En ce temps-là, Jésus disait à ses disciples : « Je vous le dis : Quiconque se sera déclaré pour moi devant les hommes, le Fils de l’homme aussi se déclarera pour lui devant les anges de Dieu. Mais celui qui m’aura renié en face des hommes sera renié à son tour en face des anges de Dieu. Quiconque dira une parole contre le Fils de l’homme, cela lui sera pardonné ; mais si quelqu’un blasphème contre l’Esprit Saint, cela ne lui sera pas pardonné. Quand on vous traduira devant les gens des synagogues, les magistrats et les autorités, ne vous inquiétez pas de la façon dont vous vous défendrez, ni de ce que vous direz. Car l’Esprit Saint vous enseignera à cette heure-là ce qu’il faudra dire. »

Homélie

Il est des pages de l’Ecriture plus mystérieuses que d’autres et celle que nous venons de lire l’est particulièrement, qui semble contenir des contradictions et parler de réalités dont nous pouvons nous demander de quoi au juste Jésus veut bien parler !

Le Fils de l’Homme reniera celui qui l’aura renié. On se dit que son compte est bon ! Mais ce n’est pas si évident puisque juste après Jésus dit que celui qui parle contre le Fils de l’Homme, il lui sera pardonné. Alors, cet homme qui renie ou parle mal du Fils de l’Homme est-il sauvé ou pas ?

Et puis Jésus semble opposer ensuite deux types de péché : la parole contre le Fils de l’Homme qui serait pardonnable et le blasphème contre l’Esprit qui est irrémissible ! Le Fils de Dieu serait-il plus tolérant que le Saint-Esprit ? Qu’est-ce donc que ce péché si grave qu’il ne peut être pardonné ?

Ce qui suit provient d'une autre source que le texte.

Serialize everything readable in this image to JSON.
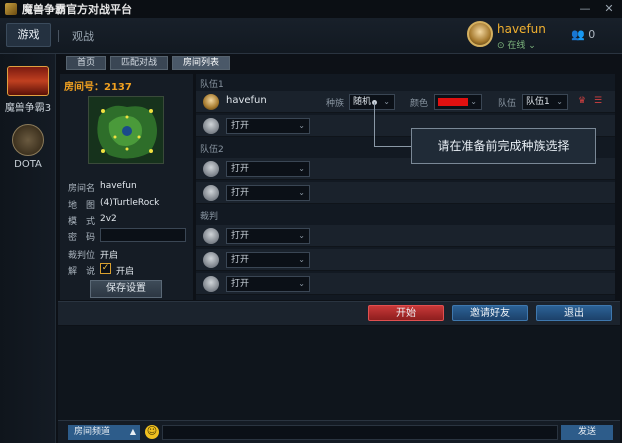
{
  "app": {
    "title": "魔兽争霸官方对战平台"
  },
  "window": {
    "minimize": "—",
    "close": "✕"
  },
  "topnav": {
    "game": "游戏",
    "watch": "观战"
  },
  "user": {
    "name": "havefun",
    "status": "⊙ 在线 ⌄",
    "friends_count": "0"
  },
  "sidebar": {
    "games": [
      {
        "label": "魔兽争霸3",
        "icon": "warcraft3-logo"
      },
      {
        "label": "DOTA",
        "icon": "dota-logo"
      }
    ]
  },
  "tabs": [
    "首页",
    "匹配对战",
    "房间列表"
  ],
  "room": {
    "id_label": "房间号：2137",
    "fields": {
      "name_label": "房间名",
      "name": "havefun",
      "map_label": "地　图",
      "map": "(4)TurtleRock",
      "mode_label": "模　式",
      "mode": "2v2",
      "password_label": "密　码",
      "referee_label": "裁判位",
      "referee": "开启",
      "commentary_label": "解　说",
      "commentary": "开启"
    },
    "save_button": "保存设置"
  },
  "slots": {
    "team1_label": "队伍1",
    "team2_label": "队伍2",
    "referee_label": "裁判",
    "host": {
      "name": "havefun",
      "race_label": "种族",
      "race": "随机",
      "color_label": "颜色",
      "team_label": "队伍",
      "team": "队伍1",
      "color": "#e01010"
    },
    "open_label": "打开"
  },
  "tooltip": {
    "text": "请在准备前完成种族选择"
  },
  "actions": {
    "start": "开始",
    "invite": "邀请好友",
    "exit": "退出"
  },
  "chat": {
    "channel": "房间频道",
    "send": "发送"
  }
}
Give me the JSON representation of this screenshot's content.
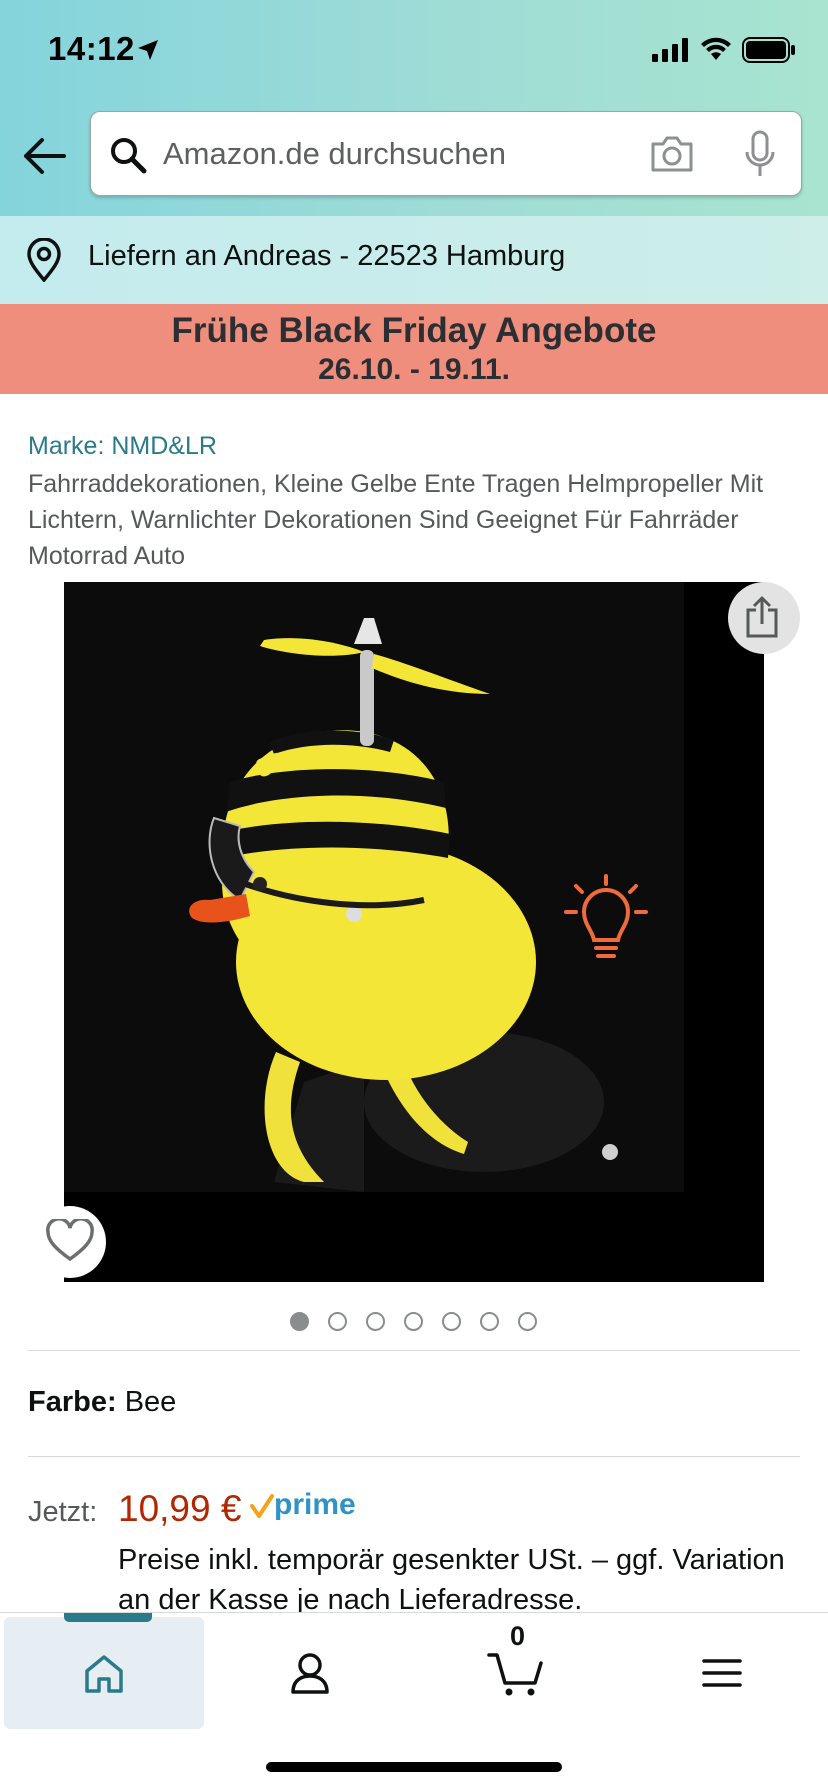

De nombreuses explications ont été données de ces paroles du Christ : il parlerait de deux moments distincts de la prédication du Royaume (le temps de la mission terrestre de Jésus pendant son ministère public, où il serait excusable de ne pas le reconnaître, et le temps de la mission inspirée par l’Esprit après la résurrection du Christ, où cela deviendrait inexcusable) ou de deux actes de reconnaissance de l’action de Jésus (on peut méconnaître l’identité du Fils de l’Homme, mais on ne peut pas nier l’œuvre de l’Esprit Saint qui s’opère par lui), ou de deux moments de la vie du croyant (avant sa découverte de la Vérité qu’est Jésus et après sa conversion et son accueil de la grâce), ou bien encore il s’agirait d’une 3ème catégorie de péché, une sorte de péché « très mortel », à côté des péchés véniels et mortels.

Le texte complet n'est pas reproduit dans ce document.